Above: Aptera, Akrotiri
Akrotiri is a peninsula and part of the municipality Chania. Its ancient name was Kiamon while the Byzantines called it Charaka. The seat of Akrotiri municipality was Pythari.
Coordinates: 35°33′N 24°8′E
Akrotiri is a rocky cape on the northern side of the island of Crete, in the Sea of Crete. It is roughly circular in shape, connected to the rest of the island by a wide causeway between Chania and the town of Souda. To the south, Souda Bay is found between the peninsula and the island. Most of the peninsula is a plateau somewhat elevated from the sea. There is a string of hills along the northern coast.
The earliest history of the local area is related to the founding of the nearby ancient city of Kydonia, one of the most powerful cities of ancient Crete.
Aptera is a site a kilometer inland from the southern shore of Souda Bay, about 13 kilometers east of Chania in the municipality of Akrotiri. It is mentioned (A-pa-ta-wa) in Linear B tablets from the 14th-13th centuries BC. With its highly fortunate geographical situation, the city-state was powerful from Minoan through Hellenistic times, when it gradually declined. It was destroyed by earthquake during the 7th century. By the 12th century, a monastery of St. John Theologos had been built on the site; it continued in operation until 1964. The hilltop, about 150 meters above the sea, gives views of Souda Bay and the Akrotiri Peninsula to the north, the Lefka Ori (White Mountains) to the south, and Kalives and the Turkish Itzendin Castle to the east.
Three monasteries are found in the hills to the north. Aghia Triada dates from the 17th century. The imposing buildings are visible across the plateau and from planes arriving at the airport and are set in olive and orange groves. A little way into the hills, accessible by car through a small gorge, is the Gouvernetos Monastery, 5 km north of Aghia Triada. Here the buildings appear fortress-like, with a large square building around a central courtyard, in which stands the church dedicated to the Virgin Mary.

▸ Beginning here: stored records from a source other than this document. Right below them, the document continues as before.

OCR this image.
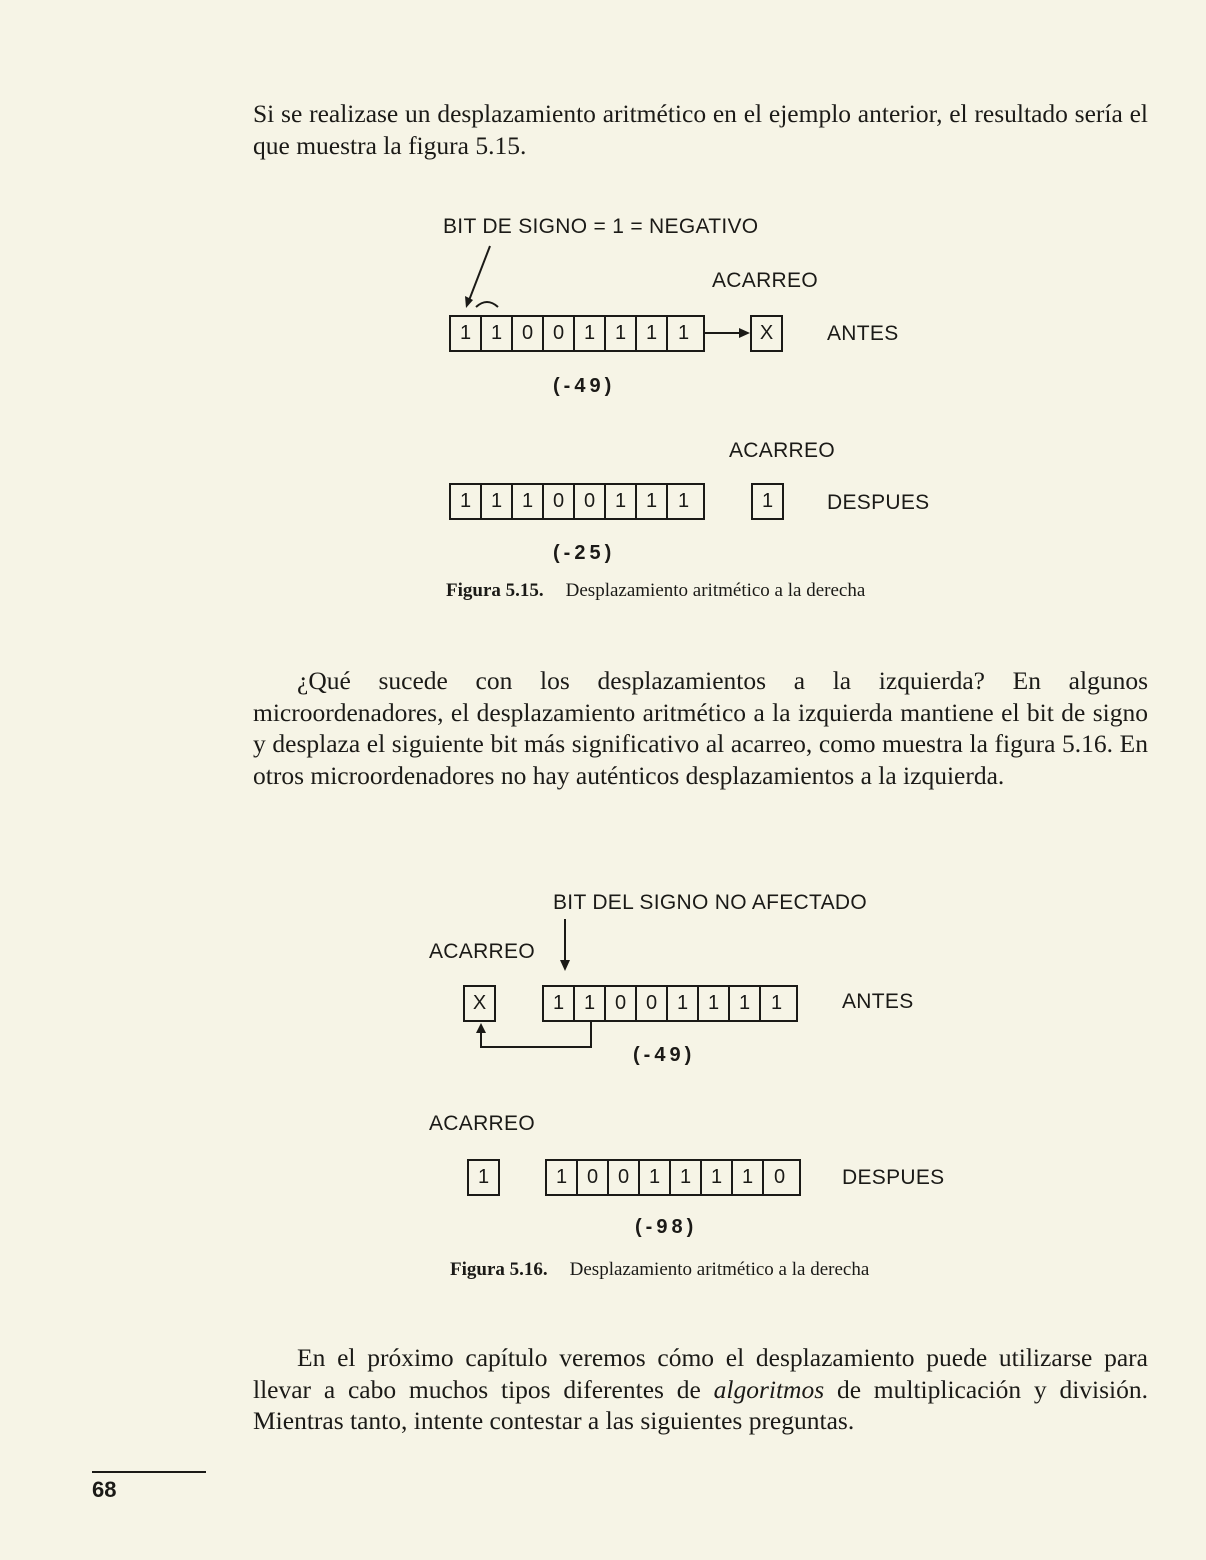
Si se realizase un desplazamiento aritmético en el ejemplo anterior, el resultado sería el que muestra la figura 5.15.

BIT DE SIGNO = 1 = NEGATIVO
ACARREO
1 1 0 0 1 1 1	1	X	ANTES
(-49)
ACARREO
1 1 1 0 0 1 1	1	1	DESPUES
(-25)
Figura 5.15. Desplazamiento aritmético a la derecha

¿Qué sucede con los desplazamientos a la izquierda? En algunos microordenadores, el desplazamiento aritmético a la izquierda mantiene el bit de signo y desplaza el siguiente bit más significativo al acarreo, como muestra la figura 5.16. En otros microordenadores no hay auténticos desplazamientos a la izquierda.

BIT DEL SIGNO NO AFECTADO
ACARREO
X	1 1 0 0 1 1 1	1	ANTES
(-49)
ACARREO
1	1 0 0 1 1 1 1	0	DESPUES
(-98)
Figura 5.16. Desplazamiento aritmético a la derecha

En el próximo capítulo veremos cómo el desplazamiento puede utilizarse para llevar a cabo muchos tipos diferentes de algoritmos de multiplicación y división. Mientras tanto, intente contestar a las siguientes preguntas.

68
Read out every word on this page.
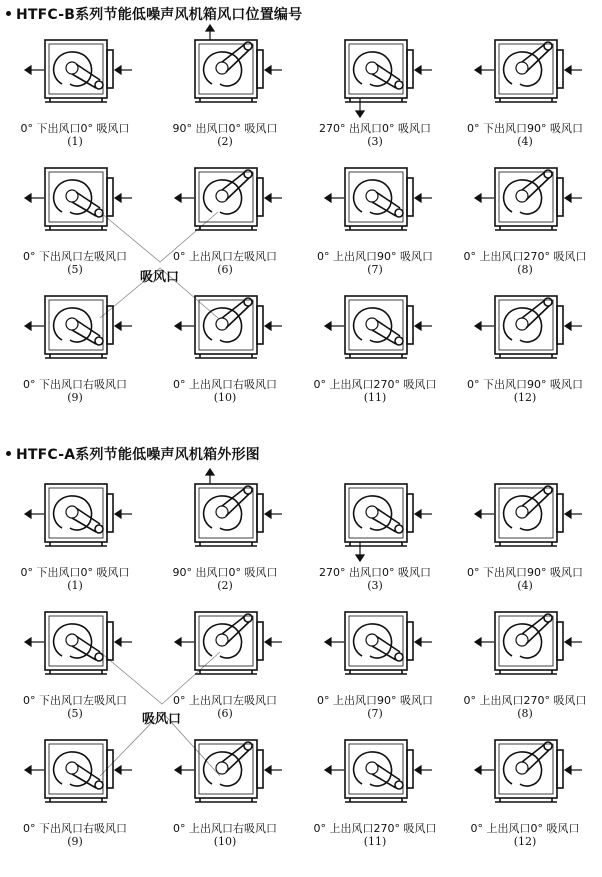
HTFC-B系列节能低噪声风机箱风口位置编号
0° 下出风口0° 吸风口
(1)
90° 出风口0° 吸风口
(2)
270° 出风口0° 吸风口
(3)
0° 下出风口90° 吸风口
(4)
0° 下出风口左吸风口
(5)
0° 上出风口左吸风口
(6)
0° 上出风口90° 吸风口
(7)
0° 上出风口270° 吸风口
(8)
0° 下出风口右吸风口
(9)
0° 上出风口右吸风口
(10)
0° 上出风口270° 吸风口
(11)
0° 下出风口90° 吸风口
(12)
吸风口
HTFC-A系列节能低噪声风机箱外形图
0° 下出风口0° 吸风口
(1)
90° 出风口0° 吸风口
(2)
270° 出风口0° 吸风口
(3)
0° 下出风口90° 吸风口
(4)
0° 下出风口左吸风口
(5)
0° 上出风口左吸风口
(6)
0° 上出风口90° 吸风口
(7)
0° 上出风口270° 吸风口
(8)
0° 下出风口右吸风口
(9)
0° 上出风口右吸风口
(10)
0° 上出风口270° 吸风口
(11)
0° 上出风口0° 吸风口
(12)
吸风口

From Gouvernetos, the path is only accessible by foot and leads to the cave of the Arkoudiotissa (“she-bear”), where a stalagmite is said to look like a bear. This cave is believed to have been used for worship since ancient times (as there is evidence for cults of Artemis and Apollo), but was dedicated to the Arkoudiotissa Panaghia (Our Lady) during the Christian era. Ascetics lived in the caves in the area. Further along the path, after a descent of 140 steps, is the Katholikon (monastic church), the third monastery, now abandoned. It is believed to date from the 5th or 6th Century, founded by St John the Hermit. It is built into the cliff, with a unique church largely carved into the rock-face. This striking set of buildings is now overgrown with fig trees but retains significant charm.
The Gouverneto monastery (ruins)@TripAdvisor
Things to do
Hiking: Among the 115 caves and 5 small gorges of the promontory, the small verdant gorge of Katholikou or Avlaki Agiou (‘the saint’s way’) distinguishes itself in its wild beauty. After reaching the Convent of Gouvernetou, situated at an altitude of 260 m. and a distance of 16 km from Chania, you start walking northwards on a pathway and, after 10 minutes, you meet the Cave of Panagia Arkoudiotissa, as well as the chapel of the Virgin Mary and the sanctuary of Artemis. After walking for 10 minutes downwards, you can see the monastery of Saint John the Hermit, who lived during the 14th century in the 151 m long and very nice cave that is situated in the vicinity of the chapel.
A little further downwards, after walking over an unusually big bridge, you enter the gorge. You then walk on the streambed for about half an hour and reach the coast. The sea is very clear and perfect for swimming. You can see a Venetian well, a construction where the monks of Katholikos used to keep their small craft, and the stone portion that was cut off for the building of the Convent.
Agrotourism: Milia is an authentic 17th century mountain settlement which has been transformed into and eco-friendly tourist complex; it seems to have sprouted from the lands of Crete. A glorious location boasting exceptional rugged beauty in the area of Kissamos. Placed among platains, chestnut trees, and mountain tops reaching the skies, the area overwhelms visitors with its unique diversity.
The philosophy of “back to basics” has found true meaning here.